Yesterday somebody asked what they can do to stop the kettlebell from flipping over and banging the forearm when snatching. This is a very common issue. In fact, it’s never not seen when a person first starts learning to snatch a kettlebell.
So there are a couple of things you can do to lessen the learning curve of the snatch, avoid battering your forearms unnecessarily, and to make the movement more easily attainable. However, there will always be SOME banging on the forearms when you start to learn the kettlebell snatch. That is part of the learning process, as falling is a necessary element of learning to walk.

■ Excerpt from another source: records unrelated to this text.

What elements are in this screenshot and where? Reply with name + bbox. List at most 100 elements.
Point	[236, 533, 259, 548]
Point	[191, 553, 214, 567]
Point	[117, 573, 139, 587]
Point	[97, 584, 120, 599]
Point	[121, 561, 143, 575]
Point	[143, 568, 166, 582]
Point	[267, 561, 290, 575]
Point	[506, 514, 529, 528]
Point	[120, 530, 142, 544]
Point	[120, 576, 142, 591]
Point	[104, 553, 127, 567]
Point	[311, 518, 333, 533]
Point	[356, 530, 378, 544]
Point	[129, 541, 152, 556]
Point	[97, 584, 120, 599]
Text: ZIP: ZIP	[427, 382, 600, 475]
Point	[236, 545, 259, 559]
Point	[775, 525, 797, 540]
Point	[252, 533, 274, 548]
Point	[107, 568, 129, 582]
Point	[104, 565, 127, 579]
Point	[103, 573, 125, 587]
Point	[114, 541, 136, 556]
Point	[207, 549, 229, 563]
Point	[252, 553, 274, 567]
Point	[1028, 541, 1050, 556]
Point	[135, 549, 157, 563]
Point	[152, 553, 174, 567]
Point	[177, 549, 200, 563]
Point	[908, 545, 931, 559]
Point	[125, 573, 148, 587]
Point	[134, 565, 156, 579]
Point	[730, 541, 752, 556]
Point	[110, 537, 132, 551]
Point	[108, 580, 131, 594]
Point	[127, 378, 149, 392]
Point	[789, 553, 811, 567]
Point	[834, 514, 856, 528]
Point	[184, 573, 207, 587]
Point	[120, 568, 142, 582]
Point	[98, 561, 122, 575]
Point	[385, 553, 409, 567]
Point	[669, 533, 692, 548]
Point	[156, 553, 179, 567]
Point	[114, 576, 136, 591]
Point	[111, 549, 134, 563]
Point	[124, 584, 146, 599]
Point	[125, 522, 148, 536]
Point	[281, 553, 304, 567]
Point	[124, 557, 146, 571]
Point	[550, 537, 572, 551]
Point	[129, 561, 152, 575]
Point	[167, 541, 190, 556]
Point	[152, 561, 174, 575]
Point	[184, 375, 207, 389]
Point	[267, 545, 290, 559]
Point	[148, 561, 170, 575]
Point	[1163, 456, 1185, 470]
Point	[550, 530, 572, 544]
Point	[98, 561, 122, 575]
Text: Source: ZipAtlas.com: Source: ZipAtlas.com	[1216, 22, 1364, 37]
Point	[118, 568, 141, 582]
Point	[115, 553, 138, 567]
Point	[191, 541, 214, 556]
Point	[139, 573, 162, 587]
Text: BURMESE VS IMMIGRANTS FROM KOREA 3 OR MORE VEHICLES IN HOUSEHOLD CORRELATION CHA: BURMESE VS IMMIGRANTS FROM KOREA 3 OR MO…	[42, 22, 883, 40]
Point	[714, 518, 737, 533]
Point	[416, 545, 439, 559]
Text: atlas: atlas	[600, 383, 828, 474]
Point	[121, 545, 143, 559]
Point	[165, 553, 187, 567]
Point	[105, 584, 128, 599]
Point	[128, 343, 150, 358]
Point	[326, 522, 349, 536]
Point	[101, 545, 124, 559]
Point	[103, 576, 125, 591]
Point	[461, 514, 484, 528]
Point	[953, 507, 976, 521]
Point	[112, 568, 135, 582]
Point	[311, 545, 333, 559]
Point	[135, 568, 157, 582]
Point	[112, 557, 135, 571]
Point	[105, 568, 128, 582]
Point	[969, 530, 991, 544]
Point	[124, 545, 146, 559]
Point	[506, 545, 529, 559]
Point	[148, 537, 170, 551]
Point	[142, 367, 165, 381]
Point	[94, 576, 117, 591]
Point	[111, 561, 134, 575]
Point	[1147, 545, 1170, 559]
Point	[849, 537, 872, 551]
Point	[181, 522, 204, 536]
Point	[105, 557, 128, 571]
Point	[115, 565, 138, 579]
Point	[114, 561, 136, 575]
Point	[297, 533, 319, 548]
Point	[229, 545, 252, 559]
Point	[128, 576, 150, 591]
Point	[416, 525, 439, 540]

With that said, you should take every shortcut available to you, and to practice the snatch very deliberately. Here are some tips:
- Master the swing, one arm swing, and clean FIRST
Learning the swing and the one arm swing will teach you the essential force production needed to get the bell over head. Develop your hinge with the two hand swing, then develop your power and grip strength with heavy one arm swings.Next, learn the clean, because the rotation of the bell into the forearm during the clean is very similar to how it works in the snatch.[You can learn the swing HERE]
- Loosen your grip
Holding on to the bell too tightly will result in a slow rotation, and the bell flipping over onto the wrist. What we want, is a quick and seamless transition, and for the bell to roll gently around the forearm.Loosening the grip can help achieve this. Hold the bell tight enough so it doesn’t escape from you, but loose enough so that the handle can rotate freely in your palm.
- “Spear” your hand through
Here’s a cue I heard a while back from one of my old coaches that really helped me to get it: “Imagine you’re sitting in class and the teacher asks you a question you really know the answer to.”The point being that you want to shoot your hand up, and spear through the bell. In other words, get there before the bell does.
- Learn it in reverse
The easiest way to teach your self the snatch is from the top down. Work the press, achieve a good lock out, and practice throwing the bell into your stomach, and then moving the hips out of the way at the last second.I like the cue of “throwing it into your stomach”, because this will teach you to keep the arch of the bell tight, and not cast it too far out in front of you.Once you own the movement in reverse, it’s simply a matter of reversing it.